Let me recall the definitions of lower and upper semicontinuity of real-valued functions.
Definition 1.
Let $X$ be a topological space and $f:X→\mathbb R$. We say that $f$ is lower semicontinuous (resp.: upper semicontinuous), if the set $\{x\in X: f(x)>a\}$ $\left(\text{resp.} :\{x\in X: f(x)<a\}\right)$ is open for every $a\in\mathbb R$.
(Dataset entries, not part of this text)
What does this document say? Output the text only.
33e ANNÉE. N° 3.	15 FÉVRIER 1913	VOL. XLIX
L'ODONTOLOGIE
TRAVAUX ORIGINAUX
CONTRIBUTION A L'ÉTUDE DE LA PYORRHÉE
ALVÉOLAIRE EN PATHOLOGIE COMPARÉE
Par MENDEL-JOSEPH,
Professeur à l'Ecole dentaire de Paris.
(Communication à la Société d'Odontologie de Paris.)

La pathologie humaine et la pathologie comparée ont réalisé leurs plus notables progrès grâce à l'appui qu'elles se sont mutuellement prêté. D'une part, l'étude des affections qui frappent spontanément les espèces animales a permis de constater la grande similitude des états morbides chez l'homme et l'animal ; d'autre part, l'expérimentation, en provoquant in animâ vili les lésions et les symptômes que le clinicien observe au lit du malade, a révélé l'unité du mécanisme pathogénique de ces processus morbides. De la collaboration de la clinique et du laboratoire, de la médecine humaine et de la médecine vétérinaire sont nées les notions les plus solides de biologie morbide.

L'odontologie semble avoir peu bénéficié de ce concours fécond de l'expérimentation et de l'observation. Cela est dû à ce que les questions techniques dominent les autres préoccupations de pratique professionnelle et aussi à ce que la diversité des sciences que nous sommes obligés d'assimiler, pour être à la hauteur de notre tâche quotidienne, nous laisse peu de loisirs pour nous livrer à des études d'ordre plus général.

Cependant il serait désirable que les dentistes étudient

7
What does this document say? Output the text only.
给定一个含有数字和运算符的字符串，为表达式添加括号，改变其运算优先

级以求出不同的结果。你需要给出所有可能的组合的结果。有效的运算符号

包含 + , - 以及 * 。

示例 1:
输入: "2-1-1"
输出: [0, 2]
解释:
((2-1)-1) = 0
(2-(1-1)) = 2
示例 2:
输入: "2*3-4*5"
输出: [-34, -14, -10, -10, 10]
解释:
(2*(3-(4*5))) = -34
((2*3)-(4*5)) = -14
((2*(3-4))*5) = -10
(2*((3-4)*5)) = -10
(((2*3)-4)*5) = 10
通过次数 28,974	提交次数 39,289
For set-valued maps, the definition of lower semicontinuity reads as follows.
Definition 2.
Let $X,Y$ be topological spaces and $\Phi:X\to \mathcal P(Y)$ be a set-valued mapping. We say that $\Phi$ is lower semicontinuous, if for every open set $G\subset Y$, the set $\{x\in X:\Phi(x)\cap G\neq\emptyset\}$ is open in $X$.
Question
Now let $f_1,f_2:X\to\mathbb R$, $f_1\leq f_2$, where $f_1$ is upper semicontinuous and $f_2$ is lower semicontinuous. How to show that a set-valued map $x\mapsto [f_1(x),f_2(x)]$ is lower semicontinuous?
Best Answer
The key observation is this, defining $F(x)=[f_(x),f_2(x)]$ and considering any open interval $(a,b) \subseteq \Bbb R$
$$F(x) \cap (a,b) \neq \emptyset \iff (f_1(x) < b) \land (f_2(x) > a) \tag{1}$$
This means that the set $$F^{\Leftarrow}[(a,b)]:=\{x: F(x) \cap (a,b)\neq \emptyset \} = f_1^{-1}[(\leftarrow,b)] \cap f_2^{-1}[(a,\rightarrow)]$$
is open as a finite intersection of open sets (as $f_2$ is lsc and $f_1$ is usc). And if $O$ is any open subset of $\Bbb R$, it is a union of open intervals $(a_i, b_i)$ and
$$F^{\Leftarrow}[O] = F^{\Leftarrow}[\bigcup_i (a_i, b_i)]= \bigcup_i F^{\Leftarrow}[(a_i,b_i)]$$
(the last identity is easily checkable from the definitions) and so is open as a union of open sets. This shows $F$ is lsc as a set map.